Автор книги: Анна Снокстра
Жанр: Зарубежные детективы, Зарубежная литература
Возрастные ограничения: +16
сообщить о неприемлемом содержимом
Текущая страница: 1 (всего у книги 15 страниц) [доступный отрывок для чтения: 4 страниц]
Анна Снокстра
Единственная дочь
Copyright © 2016 by Anna Elizabeth Snoekstra «Единственная дочь»
© Перевод и издание на русском языке, «Центрполиграф», 2018
© Художественное оформление, «Центрполиграф», 2018
* * *
Посвящается моей маме
Я всегда была хорошей актрисой: подонок видел во мне таинственную соблазнительницу, покровитель – простушку с невинными глазами. И то и другое я испробовала на охраннике – бесполезно.

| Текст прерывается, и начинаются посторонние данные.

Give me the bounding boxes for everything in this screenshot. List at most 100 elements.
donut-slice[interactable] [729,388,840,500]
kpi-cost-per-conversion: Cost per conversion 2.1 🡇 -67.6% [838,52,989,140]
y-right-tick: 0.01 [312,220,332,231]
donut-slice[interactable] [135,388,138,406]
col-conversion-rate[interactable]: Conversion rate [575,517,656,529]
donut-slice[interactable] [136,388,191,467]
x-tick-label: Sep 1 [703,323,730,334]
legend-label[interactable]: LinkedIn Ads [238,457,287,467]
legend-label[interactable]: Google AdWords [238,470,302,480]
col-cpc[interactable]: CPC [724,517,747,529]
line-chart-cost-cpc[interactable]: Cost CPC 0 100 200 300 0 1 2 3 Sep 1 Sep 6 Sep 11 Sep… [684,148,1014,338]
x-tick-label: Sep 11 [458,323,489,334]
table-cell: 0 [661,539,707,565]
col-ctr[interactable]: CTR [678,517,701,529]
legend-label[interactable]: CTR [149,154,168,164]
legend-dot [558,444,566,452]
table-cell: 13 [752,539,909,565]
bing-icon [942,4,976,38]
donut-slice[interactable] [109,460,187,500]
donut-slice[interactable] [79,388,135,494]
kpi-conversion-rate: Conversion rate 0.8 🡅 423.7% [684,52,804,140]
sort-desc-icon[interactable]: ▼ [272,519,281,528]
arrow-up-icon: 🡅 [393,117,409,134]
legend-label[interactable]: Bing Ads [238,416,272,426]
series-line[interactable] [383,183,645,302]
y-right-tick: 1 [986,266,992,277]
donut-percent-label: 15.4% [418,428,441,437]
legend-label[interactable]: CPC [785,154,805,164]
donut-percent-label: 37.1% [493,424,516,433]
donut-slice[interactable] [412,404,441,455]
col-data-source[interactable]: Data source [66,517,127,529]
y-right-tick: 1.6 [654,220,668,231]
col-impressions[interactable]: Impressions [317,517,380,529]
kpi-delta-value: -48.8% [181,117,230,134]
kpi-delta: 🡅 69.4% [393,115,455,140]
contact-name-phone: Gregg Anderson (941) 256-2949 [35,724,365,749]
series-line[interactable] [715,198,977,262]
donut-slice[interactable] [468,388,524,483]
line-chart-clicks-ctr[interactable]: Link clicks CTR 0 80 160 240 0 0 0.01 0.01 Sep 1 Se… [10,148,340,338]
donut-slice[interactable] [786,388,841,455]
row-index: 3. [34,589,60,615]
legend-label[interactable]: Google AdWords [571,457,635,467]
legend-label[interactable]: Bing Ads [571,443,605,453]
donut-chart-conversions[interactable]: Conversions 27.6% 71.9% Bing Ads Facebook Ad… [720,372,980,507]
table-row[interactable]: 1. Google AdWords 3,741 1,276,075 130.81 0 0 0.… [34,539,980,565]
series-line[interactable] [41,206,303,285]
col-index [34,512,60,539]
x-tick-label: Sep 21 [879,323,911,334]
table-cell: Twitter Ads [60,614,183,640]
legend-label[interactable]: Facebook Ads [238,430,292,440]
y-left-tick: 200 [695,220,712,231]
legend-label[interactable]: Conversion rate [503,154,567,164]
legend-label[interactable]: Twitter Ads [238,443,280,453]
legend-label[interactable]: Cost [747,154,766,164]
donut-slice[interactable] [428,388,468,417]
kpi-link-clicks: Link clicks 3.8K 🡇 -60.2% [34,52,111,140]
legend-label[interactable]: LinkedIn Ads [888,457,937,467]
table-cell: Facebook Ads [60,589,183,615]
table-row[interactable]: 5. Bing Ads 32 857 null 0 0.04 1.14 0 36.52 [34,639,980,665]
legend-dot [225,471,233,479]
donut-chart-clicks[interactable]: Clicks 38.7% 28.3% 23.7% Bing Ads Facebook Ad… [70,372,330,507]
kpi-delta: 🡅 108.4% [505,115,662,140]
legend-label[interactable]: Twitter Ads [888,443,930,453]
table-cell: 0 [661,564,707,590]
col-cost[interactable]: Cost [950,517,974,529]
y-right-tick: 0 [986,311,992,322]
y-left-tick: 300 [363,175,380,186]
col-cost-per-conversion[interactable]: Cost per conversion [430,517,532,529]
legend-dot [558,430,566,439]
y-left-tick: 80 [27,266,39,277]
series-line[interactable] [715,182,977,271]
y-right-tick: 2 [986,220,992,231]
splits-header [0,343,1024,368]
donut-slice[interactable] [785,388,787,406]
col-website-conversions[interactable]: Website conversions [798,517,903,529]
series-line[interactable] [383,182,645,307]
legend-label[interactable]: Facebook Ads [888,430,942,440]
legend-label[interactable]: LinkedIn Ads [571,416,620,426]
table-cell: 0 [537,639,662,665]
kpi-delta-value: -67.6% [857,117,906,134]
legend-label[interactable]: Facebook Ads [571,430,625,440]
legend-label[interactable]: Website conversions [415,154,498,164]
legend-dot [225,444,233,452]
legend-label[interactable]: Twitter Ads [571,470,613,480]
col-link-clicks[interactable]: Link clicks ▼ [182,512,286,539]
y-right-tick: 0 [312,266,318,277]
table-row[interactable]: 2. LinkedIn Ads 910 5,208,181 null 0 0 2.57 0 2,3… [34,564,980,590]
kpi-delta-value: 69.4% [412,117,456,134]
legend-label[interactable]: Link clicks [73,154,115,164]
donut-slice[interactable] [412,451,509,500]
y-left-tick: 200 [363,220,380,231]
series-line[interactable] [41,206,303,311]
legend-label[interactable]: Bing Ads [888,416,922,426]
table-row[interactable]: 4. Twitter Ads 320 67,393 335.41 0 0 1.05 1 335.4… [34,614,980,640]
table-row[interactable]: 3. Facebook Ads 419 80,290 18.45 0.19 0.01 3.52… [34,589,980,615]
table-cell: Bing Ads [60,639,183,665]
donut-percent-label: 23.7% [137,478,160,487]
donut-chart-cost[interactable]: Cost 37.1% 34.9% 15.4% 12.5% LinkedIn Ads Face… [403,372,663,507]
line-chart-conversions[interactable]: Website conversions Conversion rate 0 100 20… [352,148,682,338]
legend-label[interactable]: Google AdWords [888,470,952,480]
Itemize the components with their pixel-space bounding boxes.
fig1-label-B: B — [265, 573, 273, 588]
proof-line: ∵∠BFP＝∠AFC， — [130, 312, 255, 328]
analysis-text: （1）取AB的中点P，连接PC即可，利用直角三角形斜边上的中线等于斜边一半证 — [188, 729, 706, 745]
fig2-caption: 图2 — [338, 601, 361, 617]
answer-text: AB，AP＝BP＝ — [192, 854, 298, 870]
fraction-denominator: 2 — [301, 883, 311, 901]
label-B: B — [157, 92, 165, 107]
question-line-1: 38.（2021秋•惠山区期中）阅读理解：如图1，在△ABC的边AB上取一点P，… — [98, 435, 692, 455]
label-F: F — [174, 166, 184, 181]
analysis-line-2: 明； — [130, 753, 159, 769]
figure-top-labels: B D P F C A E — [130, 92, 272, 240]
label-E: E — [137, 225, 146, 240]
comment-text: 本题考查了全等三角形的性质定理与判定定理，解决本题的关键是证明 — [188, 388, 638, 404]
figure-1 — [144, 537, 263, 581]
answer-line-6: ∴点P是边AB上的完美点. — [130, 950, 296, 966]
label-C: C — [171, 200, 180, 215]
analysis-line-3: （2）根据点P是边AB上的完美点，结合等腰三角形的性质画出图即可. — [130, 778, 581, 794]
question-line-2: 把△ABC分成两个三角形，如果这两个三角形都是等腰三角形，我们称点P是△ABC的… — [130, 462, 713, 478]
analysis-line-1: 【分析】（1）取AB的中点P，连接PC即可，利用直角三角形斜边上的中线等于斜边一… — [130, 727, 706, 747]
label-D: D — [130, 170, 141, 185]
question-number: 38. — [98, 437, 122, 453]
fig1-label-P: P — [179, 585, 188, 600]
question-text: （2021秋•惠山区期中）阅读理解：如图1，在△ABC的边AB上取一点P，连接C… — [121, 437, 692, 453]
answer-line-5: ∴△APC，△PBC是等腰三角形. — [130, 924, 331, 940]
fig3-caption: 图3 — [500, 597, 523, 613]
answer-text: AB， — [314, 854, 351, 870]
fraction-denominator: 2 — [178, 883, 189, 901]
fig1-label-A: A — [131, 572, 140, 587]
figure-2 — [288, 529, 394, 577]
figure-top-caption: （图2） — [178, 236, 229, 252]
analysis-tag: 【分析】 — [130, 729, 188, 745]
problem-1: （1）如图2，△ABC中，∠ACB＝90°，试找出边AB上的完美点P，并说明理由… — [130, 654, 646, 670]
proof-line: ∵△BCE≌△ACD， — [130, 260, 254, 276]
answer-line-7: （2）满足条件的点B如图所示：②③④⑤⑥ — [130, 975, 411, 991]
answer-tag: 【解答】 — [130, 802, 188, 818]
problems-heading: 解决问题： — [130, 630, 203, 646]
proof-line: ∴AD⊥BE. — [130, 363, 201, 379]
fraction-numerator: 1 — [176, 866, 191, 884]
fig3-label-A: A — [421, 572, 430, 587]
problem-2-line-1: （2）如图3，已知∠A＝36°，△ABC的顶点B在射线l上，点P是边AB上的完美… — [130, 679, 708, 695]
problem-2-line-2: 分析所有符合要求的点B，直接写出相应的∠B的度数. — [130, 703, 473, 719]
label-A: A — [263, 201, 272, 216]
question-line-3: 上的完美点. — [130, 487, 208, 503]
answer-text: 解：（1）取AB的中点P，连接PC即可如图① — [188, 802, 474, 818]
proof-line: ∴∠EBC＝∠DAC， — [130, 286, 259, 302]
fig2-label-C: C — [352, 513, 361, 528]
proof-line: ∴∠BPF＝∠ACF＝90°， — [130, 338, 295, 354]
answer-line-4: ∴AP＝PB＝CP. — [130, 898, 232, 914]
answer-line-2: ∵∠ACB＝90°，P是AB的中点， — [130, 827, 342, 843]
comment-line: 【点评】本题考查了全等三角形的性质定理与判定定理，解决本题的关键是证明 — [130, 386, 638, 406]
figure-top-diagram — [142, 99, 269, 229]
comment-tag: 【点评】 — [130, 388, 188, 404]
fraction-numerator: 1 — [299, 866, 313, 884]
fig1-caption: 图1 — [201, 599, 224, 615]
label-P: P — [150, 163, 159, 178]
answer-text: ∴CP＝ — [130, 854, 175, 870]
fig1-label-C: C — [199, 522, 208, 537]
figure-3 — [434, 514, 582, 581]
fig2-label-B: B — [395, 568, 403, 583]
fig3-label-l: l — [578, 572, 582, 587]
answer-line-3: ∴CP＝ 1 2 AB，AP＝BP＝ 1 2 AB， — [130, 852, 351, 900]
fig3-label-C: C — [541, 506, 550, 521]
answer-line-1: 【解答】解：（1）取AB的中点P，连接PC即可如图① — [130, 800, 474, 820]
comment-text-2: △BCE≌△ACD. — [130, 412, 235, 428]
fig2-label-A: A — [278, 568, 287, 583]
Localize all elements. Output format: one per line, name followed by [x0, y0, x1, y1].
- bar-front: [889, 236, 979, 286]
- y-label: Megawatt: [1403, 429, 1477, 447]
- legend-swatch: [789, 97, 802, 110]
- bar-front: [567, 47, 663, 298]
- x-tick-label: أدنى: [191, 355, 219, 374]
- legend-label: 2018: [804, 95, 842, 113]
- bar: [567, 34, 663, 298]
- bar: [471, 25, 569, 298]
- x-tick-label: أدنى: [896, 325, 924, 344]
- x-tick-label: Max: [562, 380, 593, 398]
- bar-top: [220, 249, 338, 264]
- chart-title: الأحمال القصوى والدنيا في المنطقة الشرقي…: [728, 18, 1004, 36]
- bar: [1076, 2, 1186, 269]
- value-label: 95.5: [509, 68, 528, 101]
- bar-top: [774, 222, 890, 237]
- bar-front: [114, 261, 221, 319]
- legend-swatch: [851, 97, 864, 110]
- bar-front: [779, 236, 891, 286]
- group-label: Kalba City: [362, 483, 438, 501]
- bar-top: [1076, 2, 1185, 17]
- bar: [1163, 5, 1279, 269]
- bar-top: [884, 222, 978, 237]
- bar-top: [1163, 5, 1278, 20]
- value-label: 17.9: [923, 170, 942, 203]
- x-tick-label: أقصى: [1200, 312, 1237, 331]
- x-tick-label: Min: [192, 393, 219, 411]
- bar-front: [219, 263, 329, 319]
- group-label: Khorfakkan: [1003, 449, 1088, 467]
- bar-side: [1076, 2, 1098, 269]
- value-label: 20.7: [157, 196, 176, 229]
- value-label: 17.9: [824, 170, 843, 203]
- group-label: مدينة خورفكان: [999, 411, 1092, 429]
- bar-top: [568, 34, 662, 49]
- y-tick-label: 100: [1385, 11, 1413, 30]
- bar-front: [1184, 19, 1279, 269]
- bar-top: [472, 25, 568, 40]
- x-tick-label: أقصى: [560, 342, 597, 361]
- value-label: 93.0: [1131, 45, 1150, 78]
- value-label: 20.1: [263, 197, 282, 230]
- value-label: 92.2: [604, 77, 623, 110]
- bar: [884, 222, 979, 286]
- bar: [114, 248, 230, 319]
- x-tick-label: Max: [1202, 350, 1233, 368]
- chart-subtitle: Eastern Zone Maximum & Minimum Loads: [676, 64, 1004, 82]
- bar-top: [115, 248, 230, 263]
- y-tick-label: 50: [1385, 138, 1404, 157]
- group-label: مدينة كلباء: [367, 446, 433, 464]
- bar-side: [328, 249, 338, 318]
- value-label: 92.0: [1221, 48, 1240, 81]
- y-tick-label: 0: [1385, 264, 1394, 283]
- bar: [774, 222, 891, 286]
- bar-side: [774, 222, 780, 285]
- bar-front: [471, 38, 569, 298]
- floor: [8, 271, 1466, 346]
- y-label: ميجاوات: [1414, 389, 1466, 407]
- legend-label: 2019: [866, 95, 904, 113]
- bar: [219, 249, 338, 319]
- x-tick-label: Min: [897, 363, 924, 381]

А я была так близко к спасению. Двери супермаркета уже открылись, когда его широкая рука схватила меня за плечо. Главная дорога находилась всего в пятнадцати шагах. Тихая улица, обсаженная с обеих сторон уже пожелтевшими деревьями.
Его рука сжалась сильнее.
Он привел меня в свой офис. Тесная цементная коробка без окон, куда едва поместились старый шкаф-регистратор для хранения документов, стол с компьютером и принтер. Он достал из моей сумки булочку, сыр и яблоко и выложил на стол между нами. При виде этой добычи мне стало стыдно, но я старалась не отводить глаз. Он сказал, что никуда меня не отпустит, пока я не покажу ему удостоверение личности. К счастью, у меня не было с собой кошелька. Кому нужен кошелек, когда у тебя нет денег?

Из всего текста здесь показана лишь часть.